After the coronavirus outbreak in March 2020, letters to and from prison were banned for two months in Tora Prison Complex while visitations continued to be suspended until August. During this period the prison was overwhelmed with letters, as they were often the only form of communication with detainees. According to Dawoud, the National Security officer was unable to go through hundreds of letters a day, even with the help of another officer. After long negotiations, the officer finally approved the sending of letters to and from prison under the condition they did not exceed two passages.
Dawoud says that he used his letters to simply reassure his family with brief sentences. "Sometimes I couldn't find anything to say because on the one hand, I can't speak about prison conditions, otherwise the letter would be confiscated; and on the other hand I couldn't talk about personal issues," he says.
Despite that, the short letters were enough for Dawoud to check in on his father, who was battling cancer and eventually died. "One sentence was enough for me to know that he was okay. It was enough for me to be reassured," he says.
News about COVID-19
In certain cases, letters have taken on additional importance beyond allowing families and prisoners to check in on each other.

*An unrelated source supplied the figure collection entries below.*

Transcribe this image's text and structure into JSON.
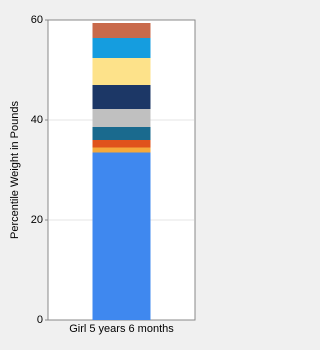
{
  "chart_data": {
    "type": "stacked_bar",
    "y_label": "Percentile Weight in Pounds",
    "categories": [
      "Girl 5 years 6 months"
    ],
    "series": [
      {
        "color": "#3f88ef",
        "values": [
          33.5
        ]
      },
      {
        "color": "#f5a93b",
        "values": [
          1.0
        ]
      },
      {
        "color": "#e0531c",
        "values": [
          1.5
        ]
      },
      {
        "color": "#1a6a8e",
        "values": [
          2.6
        ]
      },
      {
        "color": "#c0c0c0",
        "values": [
          3.6
        ]
      },
      {
        "color": "#1c3766",
        "values": [
          4.8
        ]
      },
      {
        "color": "#fde28a",
        "values": [
          5.4
        ]
      },
      {
        "color": "#159ddf",
        "values": [
          4.0
        ]
      },
      {
        "color": "#c96a4b",
        "values": [
          3.0
        ]
      }
    ],
    "ylim": [
      0,
      60
    ],
    "yticks": [
      0,
      20,
      40,
      60
    ],
    "grid": true
  }
}
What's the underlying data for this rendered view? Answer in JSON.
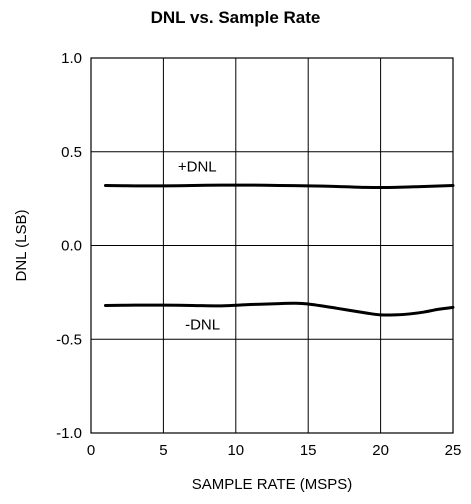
{
  "chart_data": {
    "type": "line",
    "title": "DNL vs. Sample Rate",
    "xlabel": "SAMPLE RATE (MSPS)",
    "ylabel": "DNL (LSB)",
    "xlim": [
      0,
      25
    ],
    "ylim": [
      -1.0,
      1.0
    ],
    "xticks": [
      0,
      5,
      10,
      15,
      20,
      25
    ],
    "yticks": [
      1.0,
      0.5,
      0.0,
      -0.5,
      -1.0
    ],
    "xtick_labels": [
      "0",
      "5",
      "10",
      "15",
      "20",
      "25"
    ],
    "ytick_labels": [
      "1.0",
      "0.5",
      "0.0",
      "-0.5",
      "-1.0"
    ],
    "grid": true,
    "series": [
      {
        "name": "+DNL",
        "color": "#000000",
        "x": [
          1,
          3,
          5,
          7,
          9,
          11,
          13,
          15,
          17,
          19,
          21,
          23,
          25
        ],
        "y": [
          0.32,
          0.318,
          0.318,
          0.32,
          0.322,
          0.322,
          0.32,
          0.318,
          0.315,
          0.31,
          0.31,
          0.315,
          0.32
        ]
      },
      {
        "name": "-DNL",
        "color": "#000000",
        "x": [
          1,
          3,
          5,
          7,
          9,
          11,
          13,
          14,
          15,
          17,
          19,
          20,
          21,
          22,
          23,
          24,
          25
        ],
        "y": [
          -0.32,
          -0.318,
          -0.318,
          -0.32,
          -0.322,
          -0.315,
          -0.31,
          -0.308,
          -0.312,
          -0.335,
          -0.36,
          -0.37,
          -0.37,
          -0.365,
          -0.355,
          -0.34,
          -0.33
        ]
      }
    ]
  }
}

Samir says he was able to help out a foreign cellmate who was charged in a criminal case without the authorities ever informing his consulate or assigning him a lawyer. Samir was able to tell his wife about this prisoner in a letter, but he made sure to use coded language in order to evade surveillance.
Samir would also use coded language to pass on information about COVID-19 in prison that would otherwise be flagged and confiscated by the NSA officer. "We replaced the word 'corona' with 'mosquitoes.' I would write that someone had been bitten by mosquitoes yesterday, and my sister would understand what that meant," he says.
Using this simple code, Samir was able to communicate the prison's coronavirus situation to the outside world until the officer realized that someone was passing along information and pressured him to confess. "I had two choices: either lie and say that there was a mobile phone in the room, or tell him the truth. I told the truth," he says. As punishment, he was not permitted to exchange letters for a period before the officer finally allowed it again.
"The importance of letters does not just lie in their content," Gendy says. "They are also a testament that people outside still remember you, because the fear of being forgotten is every prisoner's worst nightmare."